The U.S. Senate's passage of a bill to suspend the debt ceiling and avert a disastrous default also removed a pillar of support for the dollar, which had paradoxically been a key beneficiary because of its safe-haven status.
The Australian dollar surged after an increase in the minimum wage stoked bets for the central bank to raise rates again next week.
The dollar index, which measures the U.S. currency against six others, has dropped nearly 0.8% this week, its biggest weekly loss since mid-January. It was last down 0.1%.
"With the debt ceiling in the rear-view mirror, focus is very much back on central banks and economic data," City Index markets strategist Fiona Cincotta said.
"The problem is we’ve really had quite mixed messages so, yes, more recently we had two officials mentioning a skip in June, but that doesn’t rule out a hike later in the summer, or even in July, so I think that expectation could still keep the dollar supported," she said.
"Also, let's not forget inflation is still high."
Philadelphia Fed President Patrick Harker said on Thursday "it's time to at least hit the stop button for one meeting and see how it goes", referring to the June 13-14 meeting.
A day earlier, Fed Governor Philip Jefferson said "skipping a rate hike at a coming meeting would allow the committee to see more data before making decisions about the extent of additional policy firming".
Some softness in U.S. manufacturing data overnight supported the case for a pause, although jobs figures continue to print hot, putting even more focus than usual on the monthly non-farm payrolls report later in the day.
Money markets are pricing in a roughly 29% chance of a hike, down from near 70% earlier in the week.
The dollar edged into positive territory against the yen, having logged its longest streak of daily losses against the Japanese currency since last November, with four days of declines. The dollar was last up 0.1% at 138.89 yen
The pair tends to track U.S. long-term Treasury yields, which were at 3.61% after falling to their lowest since Nov. 18 overnight.
The euro was flat at $1.0769, after reaching a one-week high of $1.07685 on Thursday, when European Central Bank President Christine Lagarde said further policy tightening was necessary.

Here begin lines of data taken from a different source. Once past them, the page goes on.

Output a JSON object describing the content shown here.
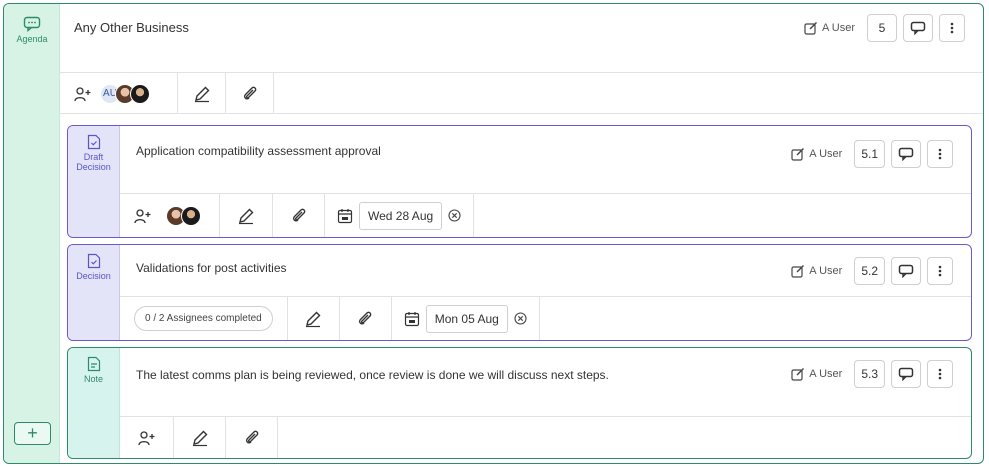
{
  "sidebar": {
    "agenda_label": "Agenda"
  },
  "main_item": {
    "title": "Any Other Business",
    "user": "A User",
    "number": "5",
    "avatar_initials": "AU"
  },
  "items": [
    {
      "type_label_1": "Draft",
      "type_label_2": "Decision",
      "title": "Application compatibility assessment approval",
      "user": "A User",
      "number": "5.1",
      "date": "Wed 28 Aug"
    },
    {
      "type_label": "Decision",
      "title": "Validations for post activities",
      "user": "A User",
      "number": "5.2",
      "assignees": "0 / 2 Assignees completed",
      "date": "Mon 05 Aug"
    },
    {
      "type_label": "Note",
      "title": "The latest comms plan is being reviewed, once review is done we will discuss next steps.",
      "user": "A User",
      "number": "5.3"
    }
  ],
  "colors": {
    "green": "#2e8b6a",
    "purple": "#6a5acd"
  }
}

Meanwhile, the U.S. Senate passed a bill to lift the government's $31.4 trillion debt ceiling on Thursday, readying it for President Joe Biden to sign ahead of Monday's deadline.
"This clears the last residual bound to everything getting done and dusted by Monday's X-date," said Ray Attrill, head of foreign-exchange strategy at National Australia Bank.
"At the margin, it plays with the grain of the more risk positive view in the market, which is proving to be U.S. dollar negative."
The Aussie rose by as much as 0.68% to $0.662, its strongest since May 24. The primary driver was an announcement by Australia's independent wage-setting body that it would raise the minimum wage by 5.75% from July 1.
Traders currently place a 67% chance the central bank will raise rates by 25 bps. Even if a hike doesn't happen next week, markets expect one by autumn.
"This has seen market pricing for the RBA lift materially," said NAB's Attrill. "That's why Aussie is the outperformer today."